There is a limit of 200 incident notifications per day per account. If you are hitting this limit, it is a strong signal that your alert rules need tuning -- either raise thresholds, increase durations, or consolidate noisy rules.

Avoiding alert fatigue

Alert fatigue happens when teams receive so many notifications that they start ignoring all of them, including the important ones.

Focus on user-impacting metrics first

Do not alert on every metric you collect. Start with metrics that directly affect your users or your business, then expand only when you have capacity to act on new alerts.

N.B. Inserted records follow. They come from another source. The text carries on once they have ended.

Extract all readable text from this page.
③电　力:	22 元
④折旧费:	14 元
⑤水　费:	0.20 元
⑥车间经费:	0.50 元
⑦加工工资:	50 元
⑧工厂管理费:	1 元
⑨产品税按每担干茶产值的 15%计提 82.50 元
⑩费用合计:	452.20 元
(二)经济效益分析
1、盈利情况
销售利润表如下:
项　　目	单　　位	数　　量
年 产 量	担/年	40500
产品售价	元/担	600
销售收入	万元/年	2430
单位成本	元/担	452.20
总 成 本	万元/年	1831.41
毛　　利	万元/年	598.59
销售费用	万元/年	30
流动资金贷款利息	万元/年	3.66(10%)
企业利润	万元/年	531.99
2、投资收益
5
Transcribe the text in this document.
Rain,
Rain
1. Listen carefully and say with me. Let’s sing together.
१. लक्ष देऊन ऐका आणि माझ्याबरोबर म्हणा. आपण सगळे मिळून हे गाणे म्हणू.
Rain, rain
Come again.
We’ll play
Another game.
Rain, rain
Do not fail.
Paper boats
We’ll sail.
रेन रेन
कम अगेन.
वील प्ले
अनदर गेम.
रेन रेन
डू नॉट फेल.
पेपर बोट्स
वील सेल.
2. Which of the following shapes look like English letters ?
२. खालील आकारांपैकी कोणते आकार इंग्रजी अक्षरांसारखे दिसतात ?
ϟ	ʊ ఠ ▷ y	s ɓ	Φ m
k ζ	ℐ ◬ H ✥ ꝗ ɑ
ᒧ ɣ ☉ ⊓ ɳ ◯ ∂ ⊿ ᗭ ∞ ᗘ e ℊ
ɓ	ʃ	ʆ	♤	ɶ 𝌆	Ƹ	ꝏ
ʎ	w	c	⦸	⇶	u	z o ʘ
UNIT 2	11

These five alerts cover the most common failure modes and give you a strong foundation:

  1. APM: Web response time > 2s for 5 min -- Catches slow responses before users complain.
  2. APM: Error rate > 5% for 5 min -- Catches error spikes from bad deploys or upstream failures.
  3. Infra: Host not reporting for 5 min -- Catches hosts that have gone offline.
  4. Infra: CPU > 90% for 15 min -- Catches sustained CPU saturation (longer duration filters out deploy spikes).
  5. Browser: Page load time > 5s for 10 min -- Catches front-end performance regressions.

Suppress known noise with maintenance windows

Use maintenance windows during deployments to prevent expected metric disruptions from triggering alerts. See the section below for details.

Review alerts monthly

Set aside time each month to review your alerting setup:

  • Disable rules that fire frequently but rarely lead to action.
  • Adjust thresholds on rules that produce too many false positives.
  • Remove rules for decommissioned services.
  • Add rules for new services that launched without coverage.

Using maintenance windows

Maintenance windows suppress notifications for selected projects during a defined time period. Incidents are still created but notifications are held until the window closes.

One-time windows

Create a one-time window before a planned deployment or infrastructure change. Set the start time to just before the change begins and the end time to when you expect the system to stabilize.

Recurring windows

Use recurring windows for predictable maintenance periods, such as:

  • Sunday 2:00-4:00 AM for database backups
  • First Saturday of the month for OS patching
  • Nightly 3:00-3:30 AM for log rotation

Keep windows short

The shorter the window, the smaller your monitoring blind spot. A 30-minute window for a deployment is better than a 4-hour window "just in case." If the deployment runs long, you can extend the window.

Runbook URLs

Every alert rule supports an optional runbook URL field. Use it to link to a document that helps the responder diagnose and fix the problem.

What to include in a runbook

  • Diagnosis steps -- What to check first (dashboards, logs, recent deploys).
  • Common causes -- The most frequent reasons this alert fires and how to confirm each one.
  • Remediation procedures -- Step-by-step instructions to resolve the issue.
  • Escalation contacts -- Who to contact if the on-call responder cannot resolve it alone.

Attaching runbooks to rules reduces mean time to resolution, especially for less experienced responders or during off-hours on-call rotations.